If you have any interest in watching me nerd out with fun facts left over from my unused education, then catch me now. I'm not sure that I have ever drank as much gin in my entire life as I have this week.
The weather here has been unbearably windy, which does not make for good flying conditions. So that leaves us to some creative time filling activities. Let's see, we've played Bocce Ball, miniature golf, go-carting, swimming, mastering the art of the wave runner, and binge drinking. Oh, and a massive amount of trashy talk (I'll withhold examples- although, if you want to here some completely mortifying jokes that break every social and moral guideline, just ask me- I'm rooming with a ex-lawyer turned Alta ski junky).
The group of us staying here at Moms Motel, which is the perfect example of a dive motel, have set up a permanent camp in the dirt in front of our rooms.
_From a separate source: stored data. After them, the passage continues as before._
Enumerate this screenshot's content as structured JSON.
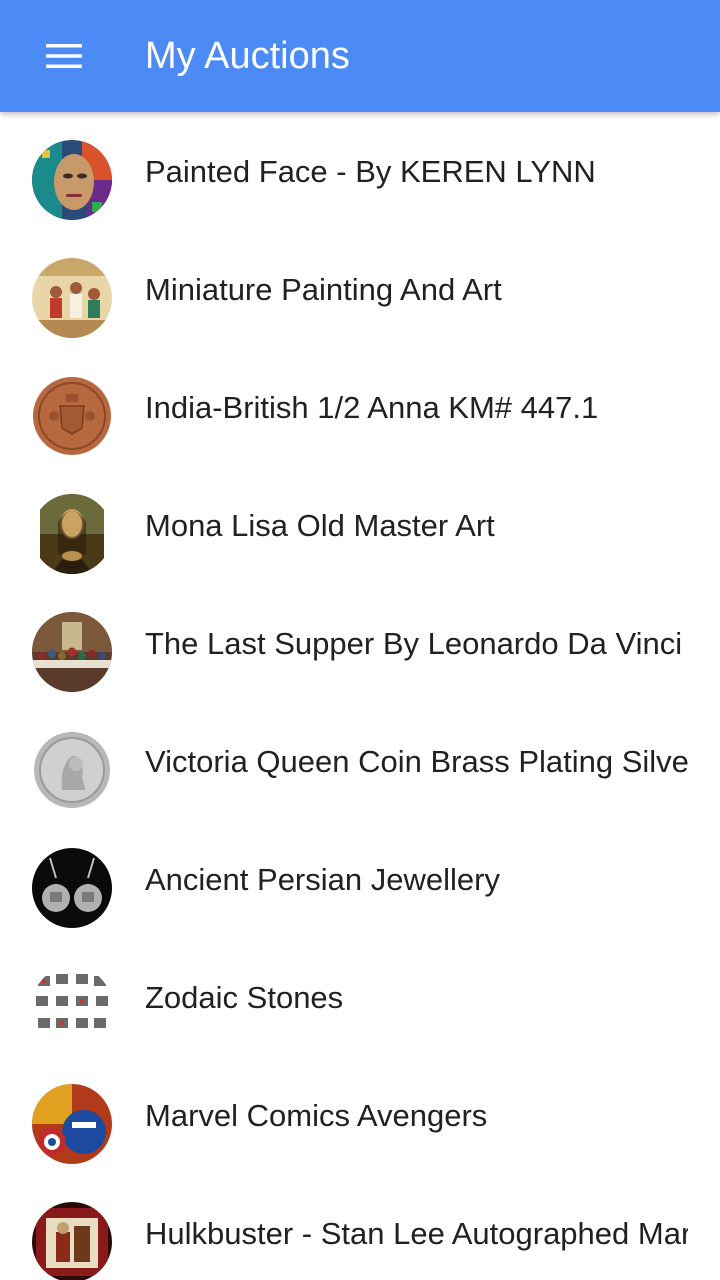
{
  "app_bar": {
    "title": "My Auctions",
    "menu_icon": "hamburger-menu-icon",
    "color": "#4c8bf5"
  },
  "auctions": [
    {
      "title": "Painted Face - By KEREN LYNN"
    },
    {
      "title": "Miniature Painting And Art"
    },
    {
      "title": "India-British 1/2 Anna KM# 447.1"
    },
    {
      "title": "Mona Lisa Old Master Art"
    },
    {
      "title": "The Last Supper By Leonardo Da Vinci"
    },
    {
      "title": "Victoria Queen Coin Brass Plating Silver"
    },
    {
      "title": "Ancient Persian Jewellery"
    },
    {
      "title": "Zodaic Stones"
    },
    {
      "title": "Marvel Comics Avengers"
    },
    {
      "title": "Hulkbuster - Stan Lee Autographed Marvel"
    }
  ]
}
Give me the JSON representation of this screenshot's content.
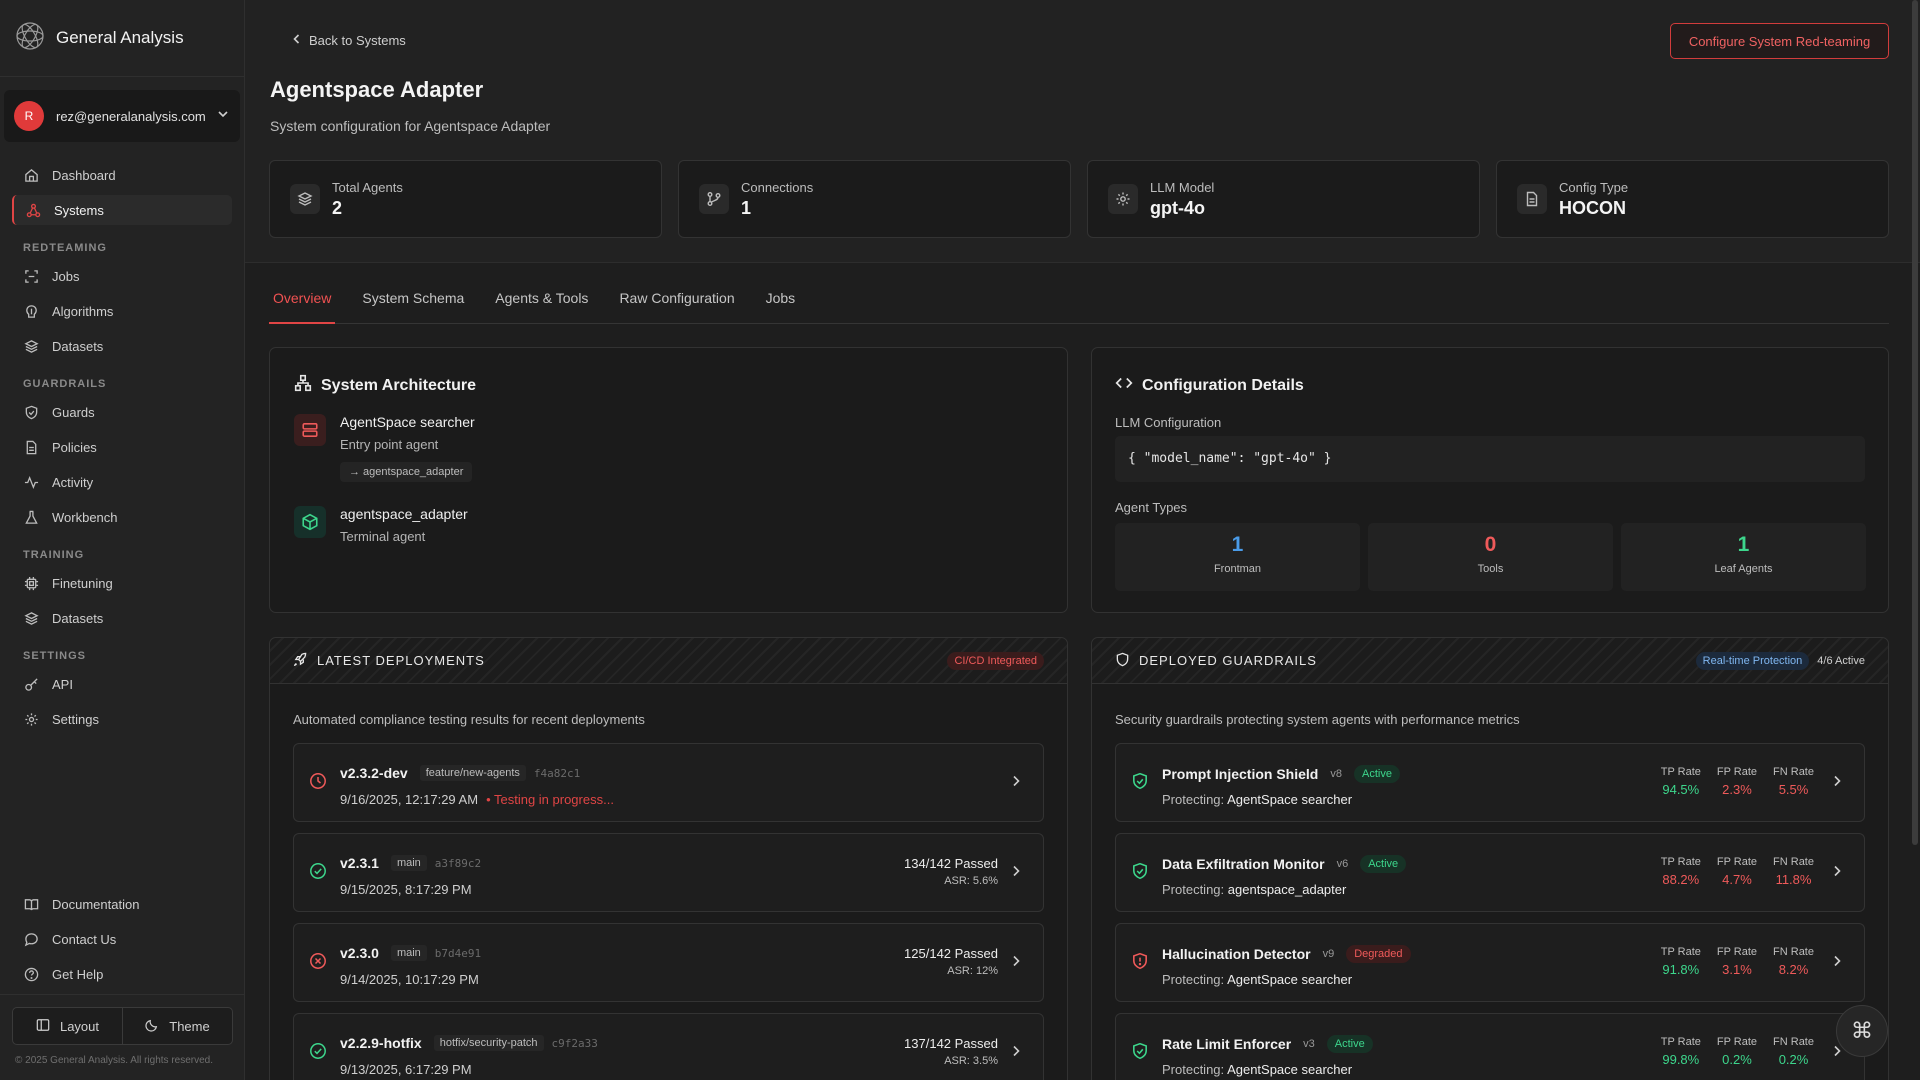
{
  "brand": {
    "name": "General Analysis"
  },
  "account": {
    "initial": "R",
    "email": "rez@generalanalysis.com"
  },
  "nav": {
    "dashboard": "Dashboard",
    "systems": "Systems",
    "redteaming_label": "REDTEAMING",
    "jobs": "Jobs",
    "algorithms": "Algorithms",
    "datasets": "Datasets",
    "guardrails_label": "GUARDRAILS",
    "guards": "Guards",
    "policies": "Policies",
    "activity": "Activity",
    "workbench": "Workbench",
    "training_label": "TRAINING",
    "finetuning": "Finetuning",
    "training_datasets": "Datasets",
    "settings_label": "SETTINGS",
    "api": "API",
    "settings": "Settings",
    "documentation": "Documentation",
    "contact": "Contact Us",
    "help": "Get Help",
    "layout": "Layout",
    "theme": "Theme",
    "copyright": "© 2025 General Analysis. All rights reserved."
  },
  "header": {
    "back": "Back to Systems",
    "configure": "Configure System Red-teaming",
    "title": "Agentspace Adapter",
    "subtitle": "System configuration for Agentspace Adapter"
  },
  "stats": [
    {
      "label": "Total Agents",
      "value": "2"
    },
    {
      "label": "Connections",
      "value": "1"
    },
    {
      "label": "LLM Model",
      "value": "gpt-4o"
    },
    {
      "label": "Config Type",
      "value": "HOCON"
    }
  ],
  "tabs": [
    "Overview",
    "System Schema",
    "Agents & Tools",
    "Raw Configuration",
    "Jobs"
  ],
  "architecture": {
    "title": "System Architecture",
    "agents": [
      {
        "name": "AgentSpace searcher",
        "role": "Entry point agent",
        "link": "→ agentspace_adapter"
      },
      {
        "name": "agentspace_adapter",
        "role": "Terminal agent"
      }
    ]
  },
  "config": {
    "title": "Configuration Details",
    "llm_label": "LLM Configuration",
    "llm_code": "{ \"model_name\": \"gpt-4o\" }",
    "types_label": "Agent Types",
    "types": [
      {
        "value": "1",
        "label": "Frontman",
        "color": "#4a9be8"
      },
      {
        "value": "0",
        "label": "Tools",
        "color": "#ef5a5a"
      },
      {
        "value": "1",
        "label": "Leaf Agents",
        "color": "#3dd68c"
      }
    ]
  },
  "deployments": {
    "title": "LATEST DEPLOYMENTS",
    "badge": "CI/CD Integrated",
    "description": "Automated compliance testing results for recent deployments",
    "items": [
      {
        "version": "v2.3.2-dev",
        "branch": "feature/new-agents",
        "hash": "f4a82c1",
        "date": "9/16/2025, 12:17:29 AM",
        "progress": "• Testing in progress...",
        "status": "running"
      },
      {
        "version": "v2.3.1",
        "branch": "main",
        "hash": "a3f89c2",
        "date": "9/15/2025, 8:17:29 PM",
        "passed": "134/142 Passed",
        "asr": "ASR: 5.6%",
        "status": "pass"
      },
      {
        "version": "v2.3.0",
        "branch": "main",
        "hash": "b7d4e91",
        "date": "9/14/2025, 10:17:29 PM",
        "passed": "125/142 Passed",
        "asr": "ASR: 12%",
        "status": "fail"
      },
      {
        "version": "v2.2.9-hotfix",
        "branch": "hotfix/security-patch",
        "hash": "c9f2a33",
        "date": "9/13/2025, 6:17:29 PM",
        "passed": "137/142 Passed",
        "asr": "ASR: 3.5%",
        "status": "pass"
      }
    ]
  },
  "guardrails": {
    "title": "DEPLOYED GUARDRAILS",
    "badge": "Real-time Protection",
    "active_count": "4/6 Active",
    "description": "Security guardrails protecting system agents with performance metrics",
    "protecting_label": "Protecting:",
    "metric_labels": [
      "TP Rate",
      "FP Rate",
      "FN Rate"
    ],
    "items": [
      {
        "name": "Prompt Injection Shield",
        "version": "v8",
        "status": "Active",
        "target": "AgentSpace searcher",
        "tp": "94.5%",
        "fp": "2.3%",
        "fn": "5.5%",
        "tp_color": "green",
        "fp_color": "red",
        "fn_color": "red"
      },
      {
        "name": "Data Exfiltration Monitor",
        "version": "v6",
        "status": "Active",
        "target": "agentspace_adapter",
        "tp": "88.2%",
        "fp": "4.7%",
        "fn": "11.8%",
        "tp_color": "red",
        "fp_color": "red",
        "fn_color": "red"
      },
      {
        "name": "Hallucination Detector",
        "version": "v9",
        "status": "Degraded",
        "target": "AgentSpace searcher",
        "tp": "91.8%",
        "fp": "3.1%",
        "fn": "8.2%",
        "tp_color": "green",
        "fp_color": "red",
        "fn_color": "red"
      },
      {
        "name": "Rate Limit Enforcer",
        "version": "v3",
        "status": "Active",
        "target": "AgentSpace searcher",
        "tp": "99.8%",
        "fp": "0.2%",
        "fn": "0.2%",
        "tp_color": "green",
        "fp_color": "green",
        "fn_color": "green"
      }
    ]
  },
  "colors": {
    "accent": "#e04545",
    "success": "#3dd68c",
    "info": "#4a9be8"
  }
}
It's from this post that we have sunken deep into the socially derelict. Our title has become the 'Dirty Mouths.' We have hopes of gaining sponsorship from Orbit Gum. So far we've succeeded only in mortifying our fellow pilots, but for some reason, they keep coming back for more.
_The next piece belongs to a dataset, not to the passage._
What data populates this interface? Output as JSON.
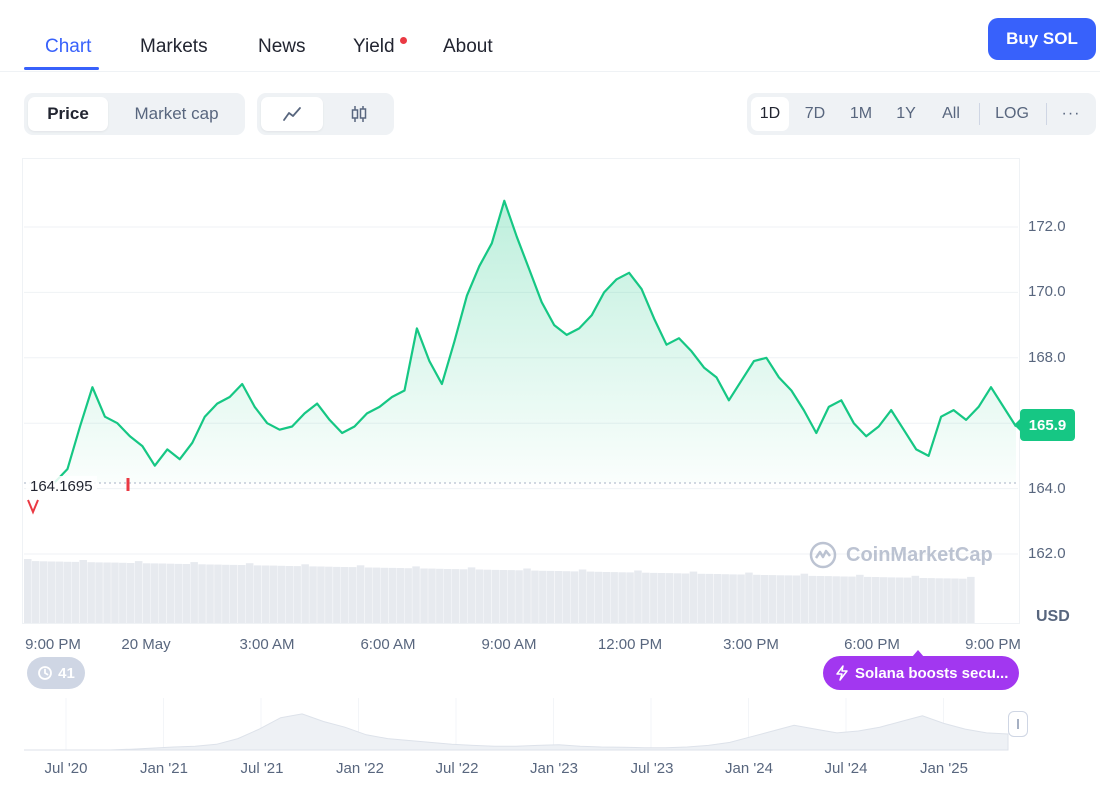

Chris is currently in first place in the Serial Class, which is the non-comp glider class. (A comp glider is a very fast, twitchy glider that has no DHV rating that most wives don't let their husbands fly). He's flying great, but it looks like we won't have enough fly days (because of the bad weather) for this competition to be fully valid. The up side is that XC Skies has forecasted flawlessly for each day's conditions! There's a saying that goes "Pilots spend more time looking at the weather than they do actually flying" and with all these no fly days people have been gathered in front of their laptops mastering XC Skies. This is good for us, and very good for our hopes of a vagabond's life.
This is Melanie, or as we call Mal-on-y. She's a retired smoke jumper- and Cliff, the ex-lawyer turned ski bum. This is the start line, look at the determination. I'm sure that there was some serious trash talking happening here that couldn't be caught with a camera. This is a no-nonsense group of athletes- otherwise known as "World Class Ass-leats".
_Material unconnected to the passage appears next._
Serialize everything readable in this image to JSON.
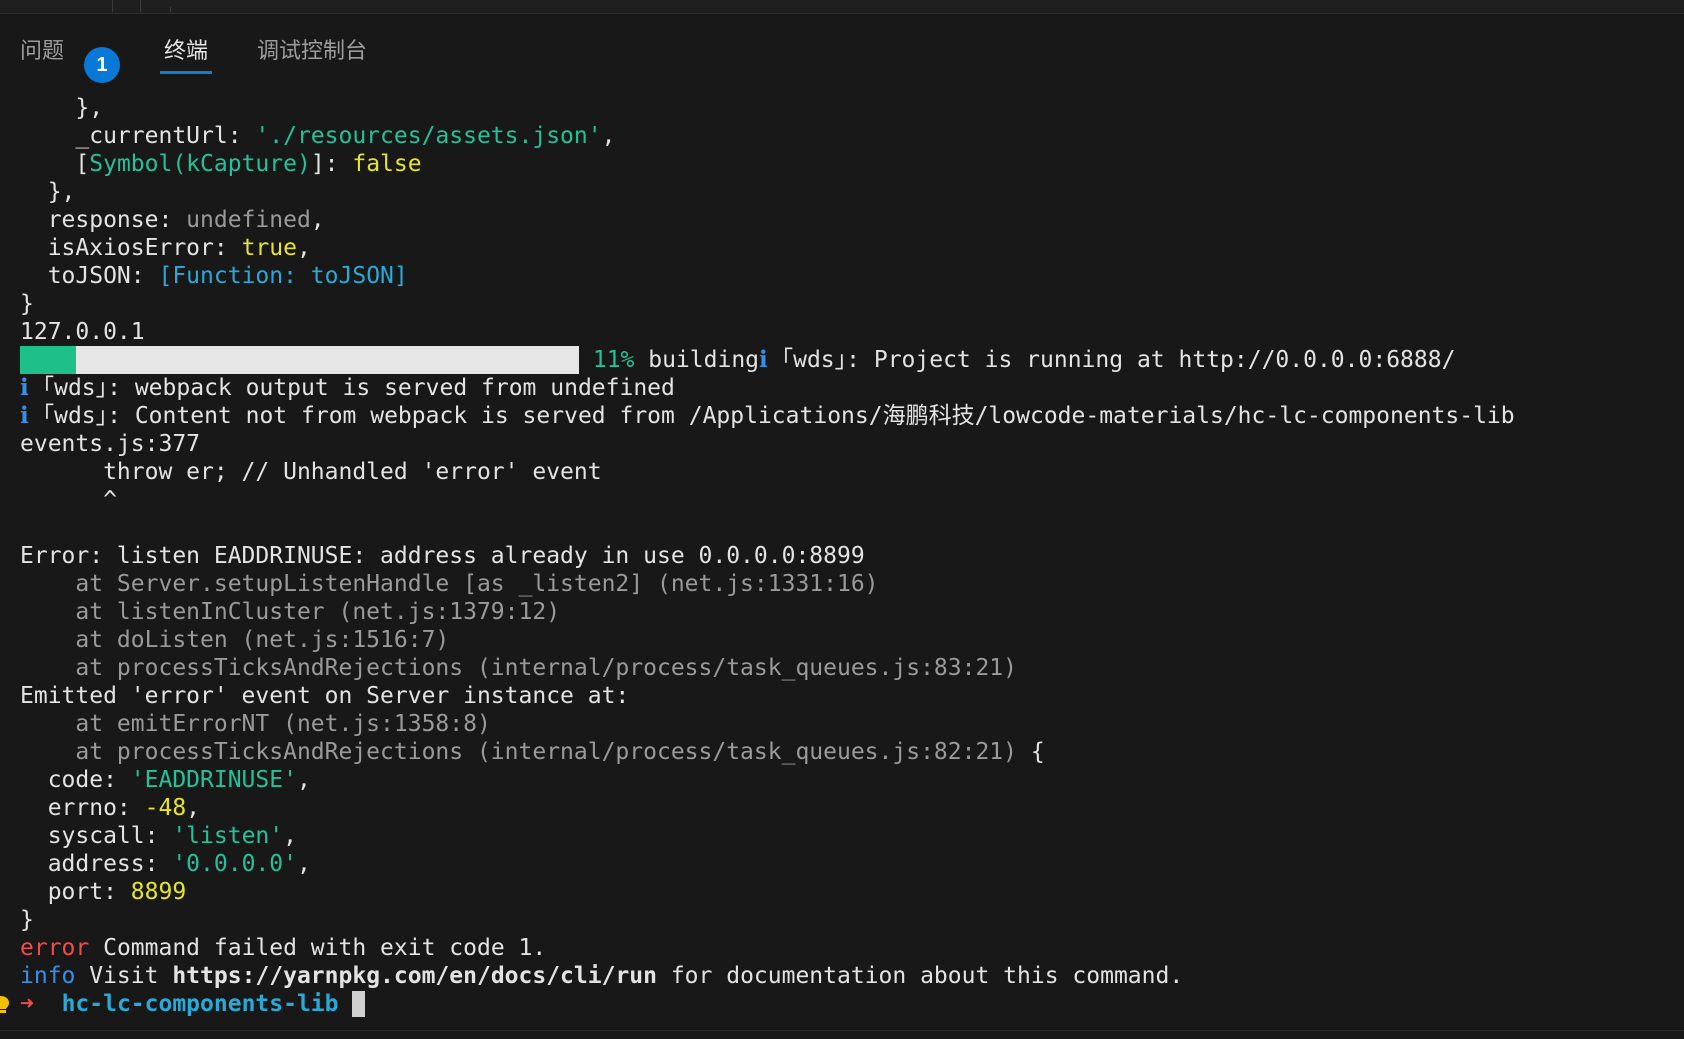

Utter Chaos. This is a race track, we are supposed to be moving together in a forward motion. I guess Mel-on-y got confused and thought that it was a left turn day.
Check out the look on Chris's face. Priceless.
The Dive, and the 'Dirty Mouth' post, pre-camp assembly.
One of my swimming holes.
Yes, I'm working on my courage to jump off the bridge. I have two more days.
Waiting...
How high do you think they are?
7200 feet, over the Chelan Butte.
Goal. A school playground- a tight squeeze.
Chris' landing, perfect.
These are local daycare kids collecting autographs from the pilots. This pilot is Brian Webb, an awesome pilot from Australia. I don't think that they will ever forget the day that 40+ people rained from the sky onto their playground.
Here's something that will blow your mind. The guy in this video made me a 'Speed Jacket' for flying. It says 'Team Galli' on the back and it's blue and has stars! I know, you can't wait til I post a picture of it. This video of him is incredible: Mike Sandberg, otherwise know as Michigan Mike. He parachuted into the 1988 Olympic games in Seoul, Korea.
And thats all for now. Until I have something more of interest to share with you, it's Sarah G., signing off.